Redemption or Conversion at the Option of the Company. At the option of the Company, any time after September 2, 2011, the one year anniversary of the Final Closing, (i) the Preferred Shares are redeemable, in whole or in part, for cash at a redemption price equal to the purchase price paid by a holder plus accrued and unpaid dividends to and including the date of redemption, and/or (ii) the Company can require that the Preferred Shares be converted, in whole or in part, into common stock on a one-for-one basis (and will pay the holder an amount equal to any accrued and unpaid dividends to and including the date of conversion on the Preferred Shares converted). If the Company calls the Preferred Shares for redemption for cash, the holders will have the option to convert the Preferred Shares into common stock at any time prior to the redemption date. There were no redemptions as of September 30, 2011.

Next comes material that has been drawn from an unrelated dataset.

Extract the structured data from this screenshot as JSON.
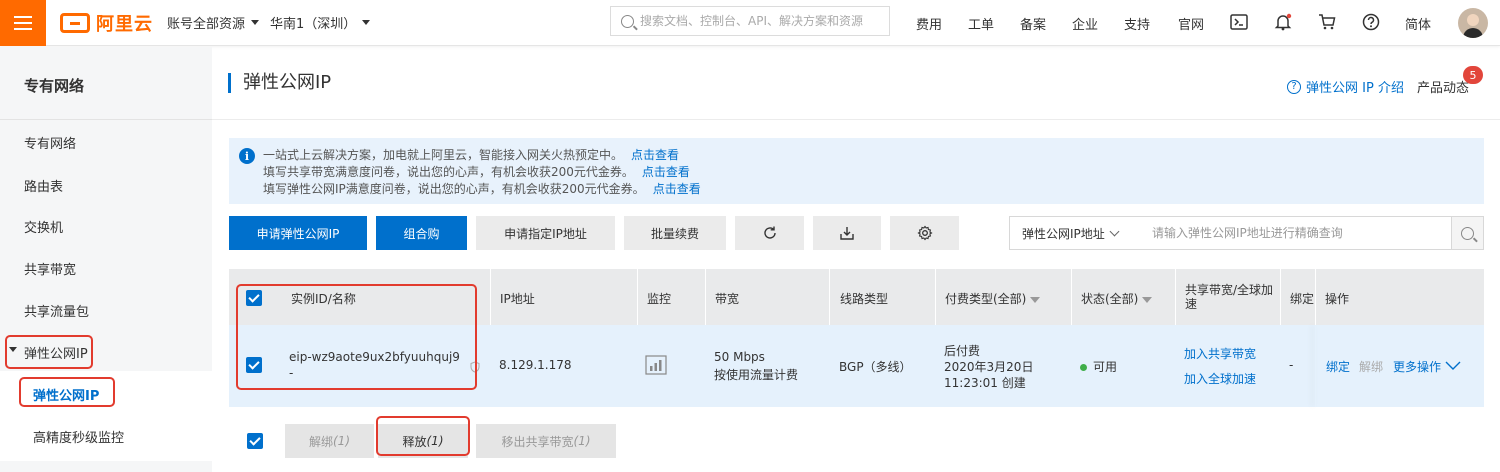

Mandatory Redemption. On the third anniversary of the date of the Final Closing, the Company, at its option, either shall redeem all the Preferred Shares for cash or convert all the Preferred Shares into shares of common stock at the redemption price or conversion price set forth in the paragraph above entitled “Redemption or Conversion at the Option of the Company.”
 
Because the terms of the Preferred Shares allow the Company to either convert the shares to common stock at a fixed-rate or redeem the shares for cash, also at a fixed amount, and the holder of the Preferred Shares only has the right to convert the Preferred Shares to common stock at a fixed redemption rate and does not, except in the case of death or disability of the holder, have the right to redeem the stock for cash, the Preferred Shares are included as a separate component of equity in the Company’s balance sheet. The Company’s obligation to redeem any of the Preferred Shares is limited to the extent that the Company has sufficient funds available as determined by the Company’s board of directors.